The allure of a homemade fruit pie is real: Just imagine a bubbling double-crusted blueberry number cooling by a breezy window. But the prospect of rolling dough on a steamy day can send even confident cooks packing. To turn out stellar pies showcasing summer’s ripest fruit — without heating up the kitchen — you want the ease of crumb crusts and chilled fillings.
Just about anything you can crush into crumbs, you can use for a no-roll crust. Graham crackers are an obvious choice, but other crumbly cookies, salty crackers and even not-too-sugary cereals can build a tender, cookielike foundation strong enough to hold rich, creamy fillings. You can mix and match crusts and fillings with no limit but your imagination.
There are a few keys to producing an ideal crust. Make sure crumbs are blitzed into a uniform sandy powder before adding sugar and butter. A flat-bottomed measuring cup, preferably one with a fairly squared-off edge, works best for pressing the crumbs into an even layer. Your hands are fine tools, but a cup helps create a more structurally sound shell. Start by compacting the sides first — it’s easier to knock edge crumbs back into the bottom than it is to work excess bits up the side of a buttery dish. Use your free hand to prevent the crumbs from spilling over the edge. Then, press the remaining crumbs firmly across the bottom of the plate, paying special attention to the corners where gaps can go unnoticed.

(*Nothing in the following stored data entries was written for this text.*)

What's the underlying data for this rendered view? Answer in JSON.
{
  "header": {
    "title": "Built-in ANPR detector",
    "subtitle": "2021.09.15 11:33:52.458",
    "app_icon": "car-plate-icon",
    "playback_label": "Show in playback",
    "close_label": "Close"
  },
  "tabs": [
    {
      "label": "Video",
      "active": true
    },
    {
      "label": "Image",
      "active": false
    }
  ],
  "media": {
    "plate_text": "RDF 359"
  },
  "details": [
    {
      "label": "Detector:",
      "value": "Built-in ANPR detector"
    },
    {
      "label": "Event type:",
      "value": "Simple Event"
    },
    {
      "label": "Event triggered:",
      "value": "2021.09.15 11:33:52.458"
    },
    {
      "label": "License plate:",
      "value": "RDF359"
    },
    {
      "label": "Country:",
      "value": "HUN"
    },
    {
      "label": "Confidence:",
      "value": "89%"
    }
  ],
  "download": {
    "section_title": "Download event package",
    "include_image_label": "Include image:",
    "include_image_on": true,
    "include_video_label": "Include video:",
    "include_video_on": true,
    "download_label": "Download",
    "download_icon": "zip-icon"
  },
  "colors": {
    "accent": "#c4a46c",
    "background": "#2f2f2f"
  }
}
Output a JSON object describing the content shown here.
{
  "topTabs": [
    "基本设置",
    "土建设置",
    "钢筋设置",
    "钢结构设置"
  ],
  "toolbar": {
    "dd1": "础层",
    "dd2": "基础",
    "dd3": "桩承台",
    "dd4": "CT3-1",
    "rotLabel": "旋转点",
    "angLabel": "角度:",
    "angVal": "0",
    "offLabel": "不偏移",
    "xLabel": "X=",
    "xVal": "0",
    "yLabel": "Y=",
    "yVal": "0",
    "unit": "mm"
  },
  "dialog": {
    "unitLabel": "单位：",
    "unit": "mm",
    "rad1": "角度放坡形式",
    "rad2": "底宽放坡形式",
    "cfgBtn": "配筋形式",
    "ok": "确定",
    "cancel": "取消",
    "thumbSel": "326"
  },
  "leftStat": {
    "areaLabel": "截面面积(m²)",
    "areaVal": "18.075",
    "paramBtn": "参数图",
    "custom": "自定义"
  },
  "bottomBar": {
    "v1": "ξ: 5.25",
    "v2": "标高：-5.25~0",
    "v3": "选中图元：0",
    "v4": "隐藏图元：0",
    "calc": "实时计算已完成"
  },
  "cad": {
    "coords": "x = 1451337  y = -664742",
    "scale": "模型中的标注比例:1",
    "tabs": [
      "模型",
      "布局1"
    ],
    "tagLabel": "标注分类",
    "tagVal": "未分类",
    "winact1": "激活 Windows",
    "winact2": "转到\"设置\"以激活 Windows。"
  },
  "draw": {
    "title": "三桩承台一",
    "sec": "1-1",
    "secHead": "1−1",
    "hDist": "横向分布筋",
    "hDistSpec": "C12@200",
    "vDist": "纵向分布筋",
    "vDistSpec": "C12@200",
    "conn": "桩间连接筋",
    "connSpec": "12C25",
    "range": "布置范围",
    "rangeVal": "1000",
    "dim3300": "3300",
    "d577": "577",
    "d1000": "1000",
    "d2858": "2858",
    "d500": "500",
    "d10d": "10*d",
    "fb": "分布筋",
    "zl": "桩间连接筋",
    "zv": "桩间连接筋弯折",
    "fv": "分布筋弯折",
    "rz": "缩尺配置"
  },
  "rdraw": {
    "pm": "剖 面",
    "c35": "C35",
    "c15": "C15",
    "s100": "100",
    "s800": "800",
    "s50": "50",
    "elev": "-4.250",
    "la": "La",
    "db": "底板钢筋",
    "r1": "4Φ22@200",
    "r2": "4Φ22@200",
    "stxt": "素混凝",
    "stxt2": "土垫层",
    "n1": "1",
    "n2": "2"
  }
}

When it’s time to bake, place the pie plate on a rimmed baking sheet so it’s easy to get in and out of the oven. Sometimes, a no-roll crust will puff or slump while baking, but that’s no big deal: Check it halfway through baking and, while the crust is still warm, use the same measuring cup or glass to gently press it back into place, then bake until set.
Once cool, fill as you like. The recipes below include a panna cotta-like custard, a honey-sweetened pudding and frozen yogurt swirled with berries. They all go into the fridge or freezer to chill so that you can do the same. For an even easier option, fill the cooled crusts with your favorite store-bought ice cream, letting it soften slightly before smoothing and freezing again. Top any of the options with piles of sliced stone fruit or sweet summer berries, and you’ve turned a humble cream pie into a real showstopper.
These desserts are a win for pie lovers everywhere, especially come late summer when most of us would rather be outside. With results so good and reliable, they are exactly what sunny days call for: a light lift for a much sweeter season.